Dalam upaya meningkatkan kualitas pendidikan di Kabupaten Barito Kuala, Kepala Dinas Pendidikan secara langsung terjun ke lapangan untuk melakukan monitoring dan evaluasi terhadap satuan pendidikan. Langkah ini bertujuan untuk memastikan bahwa proses pembelajaran berjalan dengan baik, fasilitas pendidikan memadai, dan kebijakan pemerintah daerah diimplementasikan secara optimal di tingkat sekolah.
Kegiatan Monitoring dan Evaluasi
Monitoring dan evaluasi dilakukan secara berkala dengan mengunjungi sekolah-sekolah di berbagai kecamatan di Kabupaten Barito Kuala. Fokus utama dari kegiatan ini meliputi:
- Pemantauan Proses Pembelajaran Kepala Dinas memastikan bahwa proses pembelajaran di kelas berjalan sesuai dengan kurikulum yang telah ditetapkan. Hal ini mencakup peninjauan terhadap metode pengajaran guru, keterlibatan siswa, dan penggunaan media pembelajaran.
- Kondisi Sarana dan Prasarana Fasilitas pendidikan seperti ruang kelas, perpustakaan, laboratorium, dan fasilitas sanitasi menjadi perhatian utama. Kepala Dinas mengevaluasi apakah sarana yang ada sudah memadai dan mendukung proses pembelajaran.
- Penerapan Program Pemerintah Program-program seperti pengentasan anak putus sekolah, pemberian makanan tambahan, dan implementasi kurikulum merdeka dipantau untuk memastikan efektivitasnya.
- Masukan dari Guru dan Siswa Dalam setiap kunjungan, Kepala Dinas juga berdialog dengan guru, siswa, dan kepala sekolah untuk mendengar langsung tantangan yang mereka hadapi dan menerima masukan untuk perbaikan ke depan.

Temuan dan Langkah Tindak Lanjut
Dari hasil monitoring, beberapa temuan yang sering muncul meliputi:
- Kekurangan Guru: Beberapa sekolah, terutama di daerah terpencil, masih menghadapi kekurangan tenaga pengajar.
- Keterbatasan Sarana: Fasilitas seperti ruang kelas dan perpustakaan masih perlu ditingkatkan di sejumlah sekolah.
- Tantangan dalam Digitalisasi Pendidikan: Banyak sekolah yang belum memiliki akses memadai ke teknologi dan internet.
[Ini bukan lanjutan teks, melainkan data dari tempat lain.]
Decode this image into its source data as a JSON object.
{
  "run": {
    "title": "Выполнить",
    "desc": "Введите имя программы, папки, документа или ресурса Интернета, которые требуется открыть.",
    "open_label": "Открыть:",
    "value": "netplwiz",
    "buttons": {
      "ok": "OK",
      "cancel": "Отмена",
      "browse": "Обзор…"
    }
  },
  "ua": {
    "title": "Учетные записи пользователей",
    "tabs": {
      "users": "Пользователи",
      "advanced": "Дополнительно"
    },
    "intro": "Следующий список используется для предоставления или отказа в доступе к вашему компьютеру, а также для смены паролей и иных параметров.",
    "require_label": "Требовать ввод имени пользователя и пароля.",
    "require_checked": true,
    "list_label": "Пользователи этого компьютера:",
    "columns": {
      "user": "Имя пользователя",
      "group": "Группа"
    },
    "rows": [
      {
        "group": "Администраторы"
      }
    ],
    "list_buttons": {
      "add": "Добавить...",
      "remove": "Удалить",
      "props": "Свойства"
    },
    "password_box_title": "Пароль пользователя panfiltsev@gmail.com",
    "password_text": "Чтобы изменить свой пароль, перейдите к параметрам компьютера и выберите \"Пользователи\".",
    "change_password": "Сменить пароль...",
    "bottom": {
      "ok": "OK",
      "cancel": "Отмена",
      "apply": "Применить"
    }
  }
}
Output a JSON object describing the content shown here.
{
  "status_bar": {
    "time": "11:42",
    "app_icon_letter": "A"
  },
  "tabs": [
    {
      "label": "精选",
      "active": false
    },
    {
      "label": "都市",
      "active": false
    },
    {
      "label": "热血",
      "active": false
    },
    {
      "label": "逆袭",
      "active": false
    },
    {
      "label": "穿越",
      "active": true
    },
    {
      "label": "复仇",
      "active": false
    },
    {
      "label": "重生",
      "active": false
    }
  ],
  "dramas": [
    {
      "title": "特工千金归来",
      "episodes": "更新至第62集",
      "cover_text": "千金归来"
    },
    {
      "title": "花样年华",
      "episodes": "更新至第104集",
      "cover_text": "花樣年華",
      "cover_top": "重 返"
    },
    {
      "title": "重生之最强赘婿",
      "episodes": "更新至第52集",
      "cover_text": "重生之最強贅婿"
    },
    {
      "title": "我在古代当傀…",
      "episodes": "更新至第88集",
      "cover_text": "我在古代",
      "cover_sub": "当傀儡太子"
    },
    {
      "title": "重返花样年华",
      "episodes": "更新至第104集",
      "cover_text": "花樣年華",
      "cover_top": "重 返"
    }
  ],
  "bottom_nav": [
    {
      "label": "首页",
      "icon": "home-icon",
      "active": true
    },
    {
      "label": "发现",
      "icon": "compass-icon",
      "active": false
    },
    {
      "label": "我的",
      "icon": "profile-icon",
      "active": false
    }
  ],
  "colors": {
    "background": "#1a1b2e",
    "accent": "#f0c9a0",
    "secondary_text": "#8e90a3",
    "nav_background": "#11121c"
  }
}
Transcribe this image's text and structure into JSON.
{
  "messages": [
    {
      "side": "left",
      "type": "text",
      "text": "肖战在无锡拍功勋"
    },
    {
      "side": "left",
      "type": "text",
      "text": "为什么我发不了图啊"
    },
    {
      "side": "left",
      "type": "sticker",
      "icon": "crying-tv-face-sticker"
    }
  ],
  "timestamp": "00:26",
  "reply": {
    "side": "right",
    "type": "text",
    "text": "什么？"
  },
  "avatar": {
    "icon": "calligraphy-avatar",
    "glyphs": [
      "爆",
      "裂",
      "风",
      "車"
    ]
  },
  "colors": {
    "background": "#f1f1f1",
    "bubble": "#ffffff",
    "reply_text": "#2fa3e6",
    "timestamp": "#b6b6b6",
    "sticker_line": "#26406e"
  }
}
Untuk mengatasi permasalahan tersebut, Dinas Pendidikan telah merancang beberapa langkah tindak lanjut, antara lain:
- Rekrutmen dan Pelatihan Guru: Menambah jumlah guru, khususnya di daerah terpencil, dan meningkatkan kompetensi mereka melalui pelatihan berkelanjutan.
- Peningkatan Infrastruktur: Mengalokasikan anggaran tambahan untuk pembangunan dan perbaikan sarana pendidikan.
Dampak Positif
Kehadiran langsung Kepala Dinas Pendidikan dalam monitoring dan evaluasi telah memberikan dampak positif, antara lain:
- Meningkatkan Motivasi Guru dan Siswa: Kunjungan langsung dari pemimpin daerah menunjukkan kepedulian pemerintah terhadap pendidikan, yang mendorong semangat guru dan siswa.
- Solusi Cepat atas Permasalahan: Masalah yang ditemukan di lapangan dapat segera diidentifikasi dan ditindaklanjuti.
- Peningkatan Mutu Pendidikan: Dengan pemantauan langsung, kebijakan pendidikan dapat disesuaikan dengan kebutuhan riil di lapangan.
Monitoring dan evaluasi langsung yang dilakukan oleh Kepala Dinas Pendidikan Kabupaten Barito Kuala adalah langkah strategis untuk memastikan kualitas pendidikan di daerah tetap terjaga. Dengan melibatkan seluruh pemangku kepentingan, program ini diharapkan dapat terus meningkatkan mutu pendidikan dan memberikan manfaat nyata bagi siswa, guru, dan masyarakat. Pemerintah Kabupaten Barito Kuala berkomitmen untuk terus mendukung pendidikan sebagai fondasi utama pembangunan daerah.